Jude Dubuisson is the protagonist of this story. A hero he isn’t. Anti-hero is probably a lot closer to the mark – or at least that’s the role he grows into over the course of the story. At the beginning, Jude is mostly just a loser, scared of his own magic and trying to keep as low a profile as possible.

And it’s ironic that Jude begins as such a loser, because his gift, his magic, is his ability to find lost things. He can find the earrings you lost last week, the child who was kidnapped last month, or the soul that you signed away decades ago.

There’s someone on the supernatural side of New Orleans who needs Jude to find what the city has lost – before someone with less benign intentions finds that something and twists it to their own purposes.

Jude is supposed to play the game, and lose. He doesn’t even know what the rules are. By the time he figures out that the stakes are his soul, he’s already all the way in – and halfway back to the person he was meant to be.

The question is whether or not he has enough tricks up his sleeve to solve all the puzzles before the puzzles solve him. And just how much of a son of a Trickster he truly is.

Escape Rating B+: In the end, this story really got to me. Once Jude finally figures out what he really is and what he is meant to be, the final chapters are a wild ride that leads to a marvelously satisfying conclusion.

But the book still reminded me a bit too much of the stories that make up its gumbo flavor to stand up to an A grade – but it was close.

Although the feel of this book is that of a gritty urban fantasy, complete with snarky noir-ish detective, the ambience felt so much like American Gods, just writ on a slightly smaller scale – New Orleans instead of the entire American continent  But The City of Lost Fortunes is still a story of gods and monsters and hidden agendas and powerful beings that hide in plain sight and manipulate events to suit themselves.

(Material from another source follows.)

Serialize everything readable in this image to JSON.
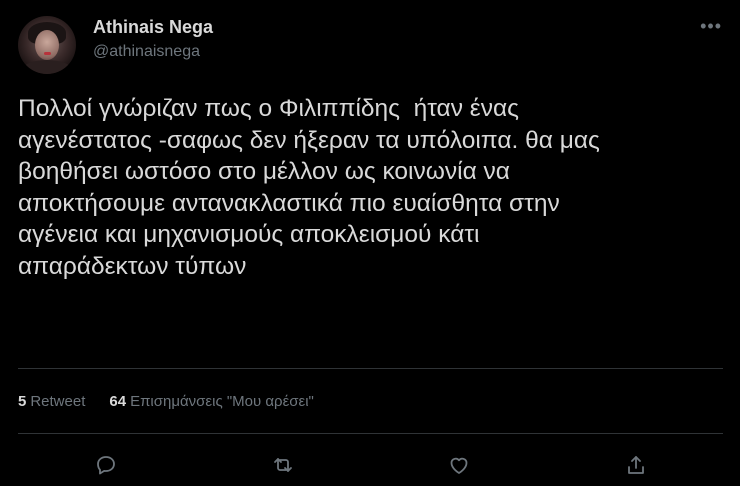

There’s even a hidden Trickster pulling the strings behind the scenes, but unlike Low-Key Liesmith in American Gods, I recognized just who S. Mourning was from his first appearance.

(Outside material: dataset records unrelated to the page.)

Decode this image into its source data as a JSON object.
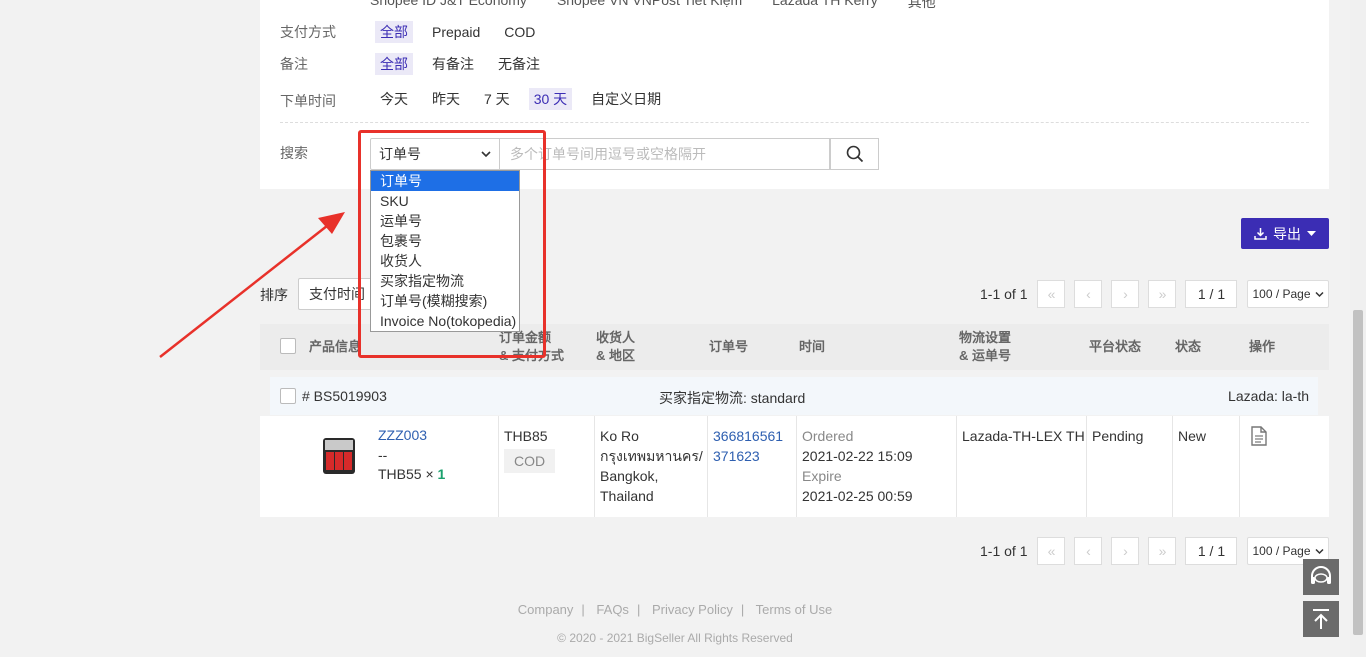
{
  "filters": {
    "trunc_options": [
      "Shopee ID J&T Economy",
      "Shopee VN VNPost Tiết Kiệm",
      "Lazada TH Kerry",
      "其他"
    ],
    "payment": {
      "label": "支付方式",
      "options": [
        "全部",
        "Prepaid",
        "COD"
      ]
    },
    "remark": {
      "label": "备注",
      "options": [
        "全部",
        "有备注",
        "无备注"
      ]
    },
    "order_time": {
      "label": "下单时间",
      "options": [
        "今天",
        "昨天",
        "7 天",
        "30 天",
        "自定义日期"
      ]
    },
    "search": {
      "label": "搜索",
      "selected": "订单号",
      "placeholder": "多个订单号间用逗号或空格隔开",
      "dropdown_options": [
        "订单号",
        "SKU",
        "运单号",
        "包裹号",
        "收货人",
        "买家指定物流",
        "订单号(模糊搜索)",
        "Invoice No(tokopedia)"
      ]
    }
  },
  "toolbar": {
    "export_label": "导出",
    "sort_label": "排序",
    "sort_value": "支付时间"
  },
  "pager": {
    "count": "1-1 of 1",
    "page": "1 / 1",
    "page_size": "100 / Page"
  },
  "table": {
    "headers": {
      "product": "产品信息",
      "amount_1": "订单金额",
      "amount_2": "& 支付方式",
      "receiver_1": "收货人",
      "receiver_2": "& 地区",
      "order_no": "订单号",
      "time": "时间",
      "logistics_1": "物流设置",
      "logistics_2": "& 运单号",
      "platform_status": "平台状态",
      "status": "状态",
      "action": "操作"
    },
    "order": {
      "id": "# BS5019903",
      "buyer_logistics": "买家指定物流: standard",
      "store": "Lazada: la-th",
      "sku": "ZZZ003",
      "variant": "--",
      "price": "THB55",
      "qty_x": "×",
      "qty": "1",
      "amount": "THB85",
      "payment": "COD",
      "receiver_name": "Ko Ro",
      "receiver_region": "กรุงเทพมหานคร/",
      "receiver_city": "Bangkok,",
      "receiver_country": "Thailand",
      "order_no_1": "366816561",
      "order_no_2": "371623",
      "ordered_label": "Ordered",
      "ordered_time": "2021-02-22 15:09",
      "expire_label": "Expire",
      "expire_time": "2021-02-25 00:59",
      "logistics": "Lazada-TH-LEX TH",
      "platform_status": "Pending",
      "status": "New"
    }
  },
  "footer": {
    "links": [
      "Company",
      "FAQs",
      "Privacy Policy",
      "Terms of Use"
    ],
    "copyright": "© 2020 - 2021 BigSeller All Rights Reserved"
  },
  "colors": {
    "accent": "#3b2db4",
    "annotation": "#e8312a",
    "link": "#2e5fb0"
  }
}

Because this is New Orleans, in addition to the more usual pantheon of gods and monsters, the loa of Louisiana Voodoo play a big part of the story, both as guides to the perpetually perplexed (our “hero”) and as movers and shakers of events – even if some of their moving and shaking serves merely to upset other beings’ apple carts.

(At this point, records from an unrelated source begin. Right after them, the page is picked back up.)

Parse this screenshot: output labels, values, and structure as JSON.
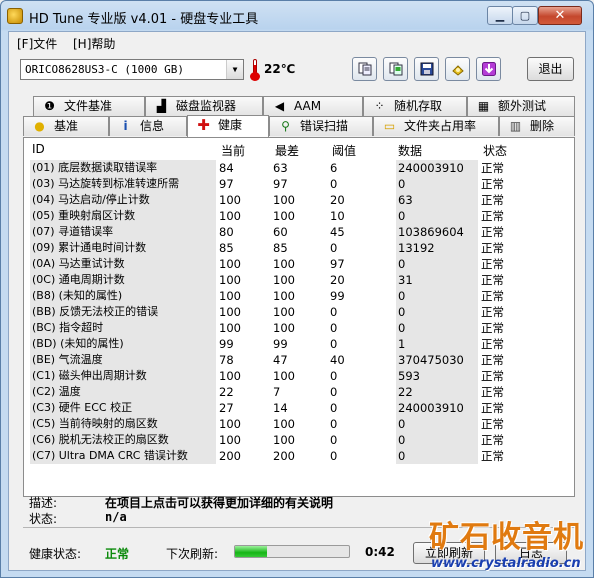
{
  "window": {
    "title": "HD Tune 专业版 v4.01 - 硬盘专业工具",
    "minimize": "▁",
    "maximize": "▢",
    "close": "✕"
  },
  "menu": {
    "file": "[F]文件",
    "help": "[H]帮助"
  },
  "toolbar": {
    "drive": "ORICO8628US3-C (1000 GB)",
    "temperature": "22℃",
    "exit_label": "退出",
    "icons": [
      "copy-text-icon",
      "copy-screen-icon",
      "save-icon",
      "options-icon",
      "download-icon"
    ]
  },
  "tabs_top": [
    {
      "label": "文件基准",
      "icon": "file-benchmark-icon",
      "glyph": "❶"
    },
    {
      "label": "磁盘监视器",
      "icon": "disk-monitor-icon",
      "glyph": "▟"
    },
    {
      "label": "AAM",
      "icon": "speaker-icon",
      "glyph": "◀"
    },
    {
      "label": "随机存取",
      "icon": "random-access-icon",
      "glyph": "⁘"
    },
    {
      "label": "额外测试",
      "icon": "extra-tests-icon",
      "glyph": "▦"
    }
  ],
  "tabs_bottom": [
    {
      "label": "基准",
      "icon": "benchmark-icon",
      "glyph": "●"
    },
    {
      "label": "信息",
      "icon": "info-icon",
      "glyph": "i"
    },
    {
      "label": "健康",
      "icon": "health-cross-icon",
      "glyph": "✚"
    },
    {
      "label": "错误扫描",
      "icon": "error-scan-icon",
      "glyph": "⚲"
    },
    {
      "label": "文件夹占用率",
      "icon": "folder-usage-icon",
      "glyph": "▭"
    },
    {
      "label": "删除",
      "icon": "erase-trash-icon",
      "glyph": "▥"
    }
  ],
  "active_tab": "健康",
  "table": {
    "headers": {
      "id": "ID",
      "current": "当前",
      "worst": "最差",
      "threshold": "阈值",
      "data": "数据",
      "status": "状态"
    },
    "rows": [
      {
        "id": "(01) 底层数据读取错误率",
        "current": "84",
        "worst": "63",
        "threshold": "6",
        "data": "240003910",
        "status": "正常"
      },
      {
        "id": "(03) 马达旋转到标准转速所需",
        "current": "97",
        "worst": "97",
        "threshold": "0",
        "data": "0",
        "status": "正常"
      },
      {
        "id": "(04) 马达启动/停止计数",
        "current": "100",
        "worst": "100",
        "threshold": "20",
        "data": "63",
        "status": "正常"
      },
      {
        "id": "(05) 重映射扇区计数",
        "current": "100",
        "worst": "100",
        "threshold": "10",
        "data": "0",
        "status": "正常"
      },
      {
        "id": "(07) 寻道错误率",
        "current": "80",
        "worst": "60",
        "threshold": "45",
        "data": "103869604",
        "status": "正常"
      },
      {
        "id": "(09) 累计通电时间计数",
        "current": "85",
        "worst": "85",
        "threshold": "0",
        "data": "13192",
        "status": "正常"
      },
      {
        "id": "(0A) 马达重试计数",
        "current": "100",
        "worst": "100",
        "threshold": "97",
        "data": "0",
        "status": "正常"
      },
      {
        "id": "(0C) 通电周期计数",
        "current": "100",
        "worst": "100",
        "threshold": "20",
        "data": "31",
        "status": "正常"
      },
      {
        "id": "(B8) (未知的属性)",
        "current": "100",
        "worst": "100",
        "threshold": "99",
        "data": "0",
        "status": "正常"
      },
      {
        "id": "(BB) 反馈无法校正的错误",
        "current": "100",
        "worst": "100",
        "threshold": "0",
        "data": "0",
        "status": "正常"
      },
      {
        "id": "(BC) 指令超时",
        "current": "100",
        "worst": "100",
        "threshold": "0",
        "data": "0",
        "status": "正常"
      },
      {
        "id": "(BD) (未知的属性)",
        "current": "99",
        "worst": "99",
        "threshold": "0",
        "data": "1",
        "status": "正常"
      },
      {
        "id": "(BE) 气流温度",
        "current": "78",
        "worst": "47",
        "threshold": "40",
        "data": "370475030",
        "status": "正常"
      },
      {
        "id": "(C1) 磁头伸出周期计数",
        "current": "100",
        "worst": "100",
        "threshold": "0",
        "data": "593",
        "status": "正常"
      },
      {
        "id": "(C2) 温度",
        "current": "22",
        "worst": "7",
        "threshold": "0",
        "data": "22",
        "status": "正常"
      },
      {
        "id": "(C3) 硬件 ECC 校正",
        "current": "27",
        "worst": "14",
        "threshold": "0",
        "data": "240003910",
        "status": "正常"
      },
      {
        "id": "(C5) 当前待映射的扇区数",
        "current": "100",
        "worst": "100",
        "threshold": "0",
        "data": "0",
        "status": "正常"
      },
      {
        "id": "(C6) 脱机无法校正的扇区数",
        "current": "100",
        "worst": "100",
        "threshold": "0",
        "data": "0",
        "status": "正常"
      },
      {
        "id": "(C7) Ultra DMA CRC 错误计数",
        "current": "200",
        "worst": "200",
        "threshold": "0",
        "data": "0",
        "status": "正常"
      }
    ]
  },
  "info": {
    "desc_label": "描述:",
    "desc_value": "在项目上点击可以获得更加详细的有关说明",
    "status_label": "状态:",
    "status_value": "n/a"
  },
  "footer": {
    "health_label": "健康状态:",
    "health_value": "正常",
    "refresh_label": "下次刷新:",
    "refresh_progress": 0.28,
    "timer": "0:42",
    "refresh_now": "立即刷新",
    "log": "日志"
  },
  "watermark": {
    "title": "矿石收音机",
    "url": "www.crystalradio.cn"
  },
  "colors": {
    "health_ok": "#0a8a0a",
    "watermark_orange": "#e07a10",
    "watermark_blue": "#1a3fb0"
  }
}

Jude Dubuisson is an interesting choice for a hero, or even an anti-hero. On the one hand, he certainly has a LOT of growing to do. He hasn’t been able to accept who and what he is, and has been kind of in hiding from himself since Katrina. I want to say he’s lost his mojo, but that really doesn’t cover it. It’s more like he deliberately threw his mojo away, and isn’t sure he ever wants it back. Once his choices are finally reduced to take it back and maybe get out of this mess in one piece or die AND lose his soul (these are not necessarily the same thing) he finally looks for what he himself has deliberately lost.

He also spends a significant part of the story lost in other meanings of the word lost. It is certainly a metaphor for his gift, but it is also the kind of lost that gives readers headaches. It’s not merely that he doesn’t know what he’s doing or why he’s doing it, but the reasons why it needs to be done or even what “it” is are obscured from both the protagonist and the reader.

In other words, Jude is confused for the longest time, and so are we. Following him as he grasps and gropes at what the problem is and whether or not he can find or trick his way into a solution is the story.

And in the end, it works. It really, really works. Sometimes a bowl of gumbo is exactly what you have a taste for – reading-wise or otherwise.